市場歪めた政策に終止符 日銀の役割が本来の姿に 

【今週のマーケットエッセンシャル】第112号(2024年3月20日公開)

主筆・前田昌孝(元日本経済新聞編集委員)

日銀が株高を利用して一気に金融政策を転換した。3月18~19日に開催した金融政策決定会合で、マイナス金利政策の解除、長短金利操作(YCC=イールド・カーブ・コントロール)の撤廃、上場投資信託(ETF)の買い入れ終了に一気に踏み切った。
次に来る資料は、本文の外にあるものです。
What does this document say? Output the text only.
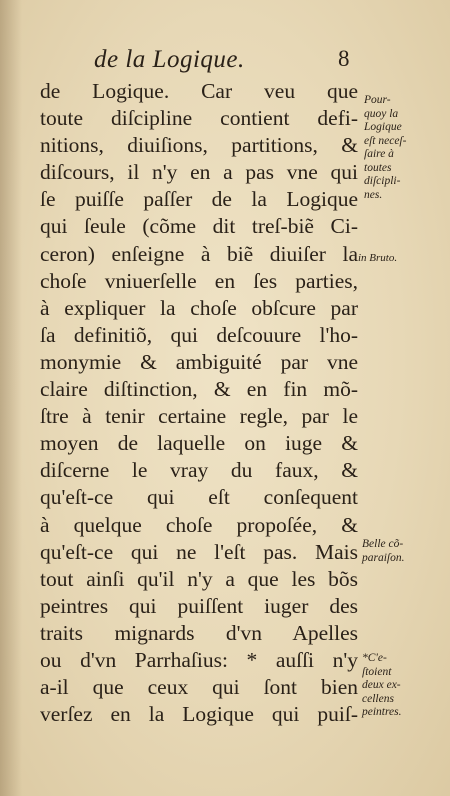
de la Logique.	8
de Logique. Car veu que
toute diſcipline contient defi-
nitions, diuiſions, partitions, &
diſcours, il n'y en a pas vne qui
ſe puiſſe paſſer de la Logique
qui ſeule (cõme dit treſ-biẽ Ci-
ceron) enſeigne à biẽ diuiſer la
choſe vniuerſelle en ſes parties,
à expliquer la choſe obſcure par
ſa definitiõ, qui deſcouure l'ho-
monymie & ambiguité par vne
claire diſtinction, & en fin mõ-
ſtre à tenir certaine regle, par le
moyen de laquelle on iuge &
diſcerne le vray du faux, &
qu'eſt-ce qui eſt conſequent
à quelque choſe propoſée, &
qu'eſt-ce qui ne l'eſt pas. Mais
tout ainſi qu'il n'y a que les bõs
peintres qui puiſſent iuger des
traits mignards d'vn Apelles
ou d'vn Parrhaſius: * auſſi n'y
a-il que ceux qui ſont bien
verſez en la Logique qui puiſ-
Pour-
quoy la
Logique
eſt neceſ-
ſaire à
toutes
diſcipli-
nes.
in Bruto.
Belle cõ-
paraiſon.
*C'e-
ſtoient
deux ex-
cellens
peintres.
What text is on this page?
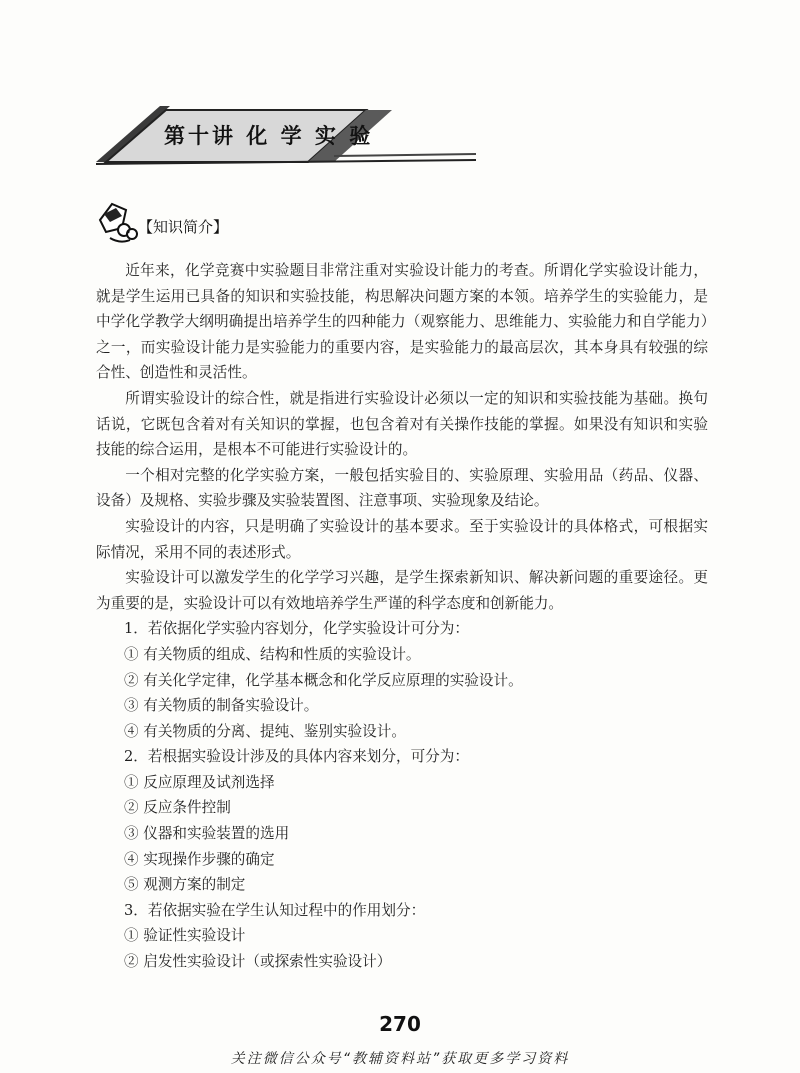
第十讲 化 学 实 验
【知识简介】

近年来，化学竞赛中实验题目非常注重对实验设计能力的考查。所谓化学实验设计能力，就是学生运用已具备的知识和实验技能，构思解决问题方案的本领。培养学生的实验能力，是中学化学教学大纲明确提出培养学生的四种能力（观察能力、思维能力、实验能力和自学能力）之一，而实验设计能力是实验能力的重要内容，是实验能力的最高层次，其本身具有较强的综合性、创造性和灵活性。

所谓实验设计的综合性，就是指进行实验设计必须以一定的知识和实验技能为基础。换句话说，它既包含着对有关知识的掌握，也包含着对有关操作技能的掌握。如果没有知识和实验技能的综合运用，是根本不可能进行实验设计的。

一个相对完整的化学实验方案，一般包括实验目的、实验原理、实验用品（药品、仪器、设备）及规格、实验步骤及实验装置图、注意事项、实验现象及结论。

实验设计的内容，只是明确了实验设计的基本要求。至于实验设计的具体格式，可根据实际情况，采用不同的表述形式。

实验设计可以激发学生的化学学习兴趣，是学生探索新知识、解决新问题的重要途径。更为重要的是，实验设计可以有效地培养学生严谨的科学态度和创新能力。

1．若依据化学实验内容划分，化学实验设计可分为：

① 有关物质的组成、结构和性质的实验设计。

② 有关化学定律，化学基本概念和化学反应原理的实验设计。

③ 有关物质的制备实验设计。

④ 有关物质的分离、提纯、鉴别实验设计。

2．若根据实验设计涉及的具体内容来划分，可分为：

① 反应原理及试剂选择

② 反应条件控制

③ 仪器和实验装置的选用

④ 实现操作步骤的确定

⑤ 观测方案的制定

3．若依据实验在学生认知过程中的作用划分：

① 验证性实验设计

② 启发性实验设计（或探索性实验设计）

270
关注微信公众号“教辅资料站”获取更多学习资料
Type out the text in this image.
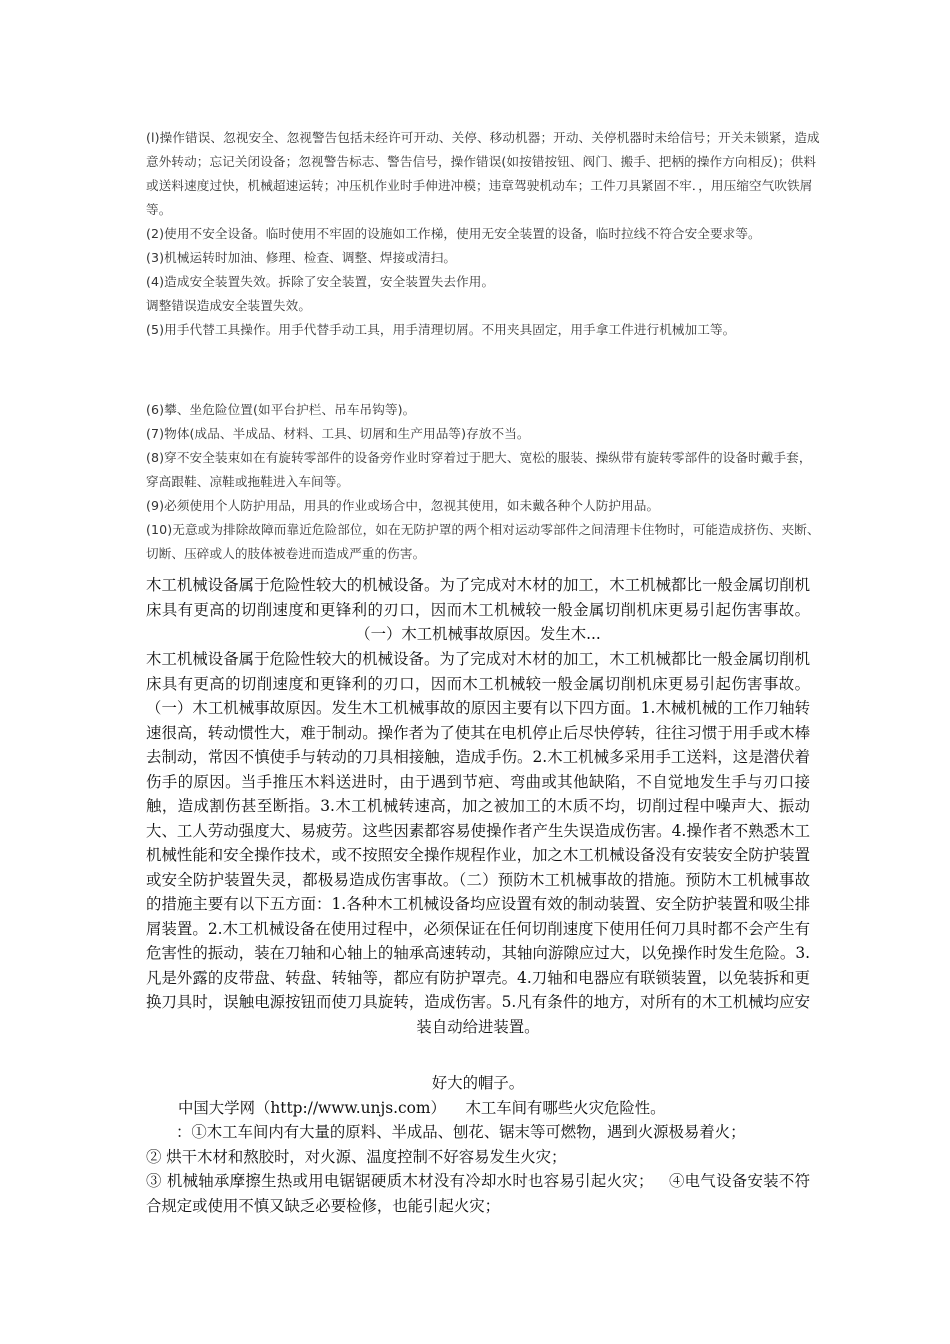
(l)操作错误、忽视安全、忽视警告包括未经许可开动、关停、移动机器；开动、关停机器时未给信号；开关未锁紧，造成意外转动；忘记关闭设备；忽视警告标志、警告信号，操作错误(如按错按钮、阀门、搬手、把柄的操作方向相反)；供料或送料速度过快，机械超速运转；冲压机作业时手伸进冲模；违章驾驶机动车；工件刀具紧固不牢．，用压缩空气吹铁屑等。

(2)使用不安全设备。临时使用不牢固的设施如工作梯，使用无安全装置的设备，临时拉线不符合安全要求等。

(3)机械运转时加油、修理、检查、调整、焊接或清扫。

(4)造成安全装置失效。拆除了安全装置，安全装置失去作用。

调整错误造成安全装置失效。

(5)用手代替工具操作。用手代替手动工具，用手清理切屑。不用夹具固定，用手拿工件进行机械加工等。

(6)攀、坐危险位置(如平台护栏、吊车吊钩等)。

(7)物体(成品、半成品、材料、工具、切屑和生产用品等)存放不当。

(8)穿不安全装束如在有旋转零部件的设备旁作业时穿着过于肥大、宽松的服装、操纵带有旋转零部件的设备时戴手套，穿高跟鞋、凉鞋或拖鞋进入车间等。

(9)必须使用个人防护用品，用具的作业或场合中，忽视其使用，如未戴各种个人防护用品。

(10)无意或为排除故障而靠近危险部位，如在无防护罩的两个相对运动零部件之间清理卡住物时，可能造成挤伤、夹断、切断、压碎或人的肢体被卷进而造成严重的伤害。

木工机械设备属于危险性较大的机械设备。为了完成对木材的加工，木工机械都比一般金属切削机床具有更高的切削速度和更锋利的刃口，因而木工机械较一般金属切削机床更易引起伤害事故。（一）木工机械事故原因。发生木...

木工机械设备属于危险性较大的机械设备。为了完成对木材的加工，木工机械都比一般金属切削机床具有更高的切削速度和更锋利的刃口，因而木工机械较一般金属切削机床更易引起伤害事故。（一）木工机械事故原因。发生木工机械事故的原因主要有以下四方面。1.木械机械的工作刀轴转速很高，转动惯性大，难于制动。操作者为了使其在电机停止后尽快停转，往往习惯于用手或木棒去制动，常因不慎使手与转动的刀具相接触，造成手伤。2.木工机械多采用手工送料，这是潜伏着伤手的原因。当手推压木料送进时，由于遇到节疤、弯曲或其他缺陷，不自觉地发生手与刃口接触，造成割伤甚至断指。3.木工机械转速高，加之被加工的木质不均，切削过程中噪声大、振动大、工人劳动强度大、易疲劳。这些因素都容易使操作者产生失误造成伤害。4.操作者不熟悉木工机械性能和安全操作技术，或不按照安全操作规程作业，加之木工机械设备没有安装安全防护装置或安全防护装置失灵，都极易造成伤害事故。（二）预防木工机械事故的措施。预防木工机械事故的措施主要有以下五方面：1.各种木工机械设备均应设置有效的制动装置、安全防护装置和吸尘排屑装置。2.木工机械设备在使用过程中，必须保证在任何切削速度下使用任何刀具时都不会产生有危害性的振动，装在刀轴和心轴上的轴承高速转动，其轴向游隙应过大，以免操作时发生危险。3.凡是外露的皮带盘、转盘、转轴等，都应有防护罩壳。4.刀轴和电器应有联锁装置，以免装拆和更换刀具时，误触电源按钮而使刀具旋转，造成伤害。5.凡有条件的地方，对所有的木工机械均应安装自动给进装置。

好大的帽子。

中国大学网（http://www.unjs.com）    木工车间有哪些火灾危险性。

：①木工车间内有大量的原料、半成品、刨花、锯末等可燃物，遇到火源极易着火；

② 烘干木材和熬胶时，对火源、温度控制不好容易发生火灾；

③ 机械轴承摩擦生热或用电锯锯硬质木材没有冷却水时也容易引起火灾；   ④电气设备安装不符合规定或使用不慎又缺乏必要检修，也能引起火灾；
市場の決定に委ねるべき分野にまで立ち入り、市場を歪めてきた政策がようやく終止符を打った。中央銀行本来の姿に回帰したともいえる。

株価上昇を味方に決断

2010年12月にETFの買い入れに踏み切ったことを皮切りに、日銀はこれまで市場への価格決定に積極的に関与してきた。本来、投資家はリスクをとる代償としてリターンを得るチャンスが与えられるが、それを日銀が横取りするような政策が続き、日本経済は躍動感を失ってきた。といってもやめることへの政治的な反発もある。今回、事前予想を上回る大幅な政策変更ができたのは、年初来の株価上昇が味方をしたためだろう。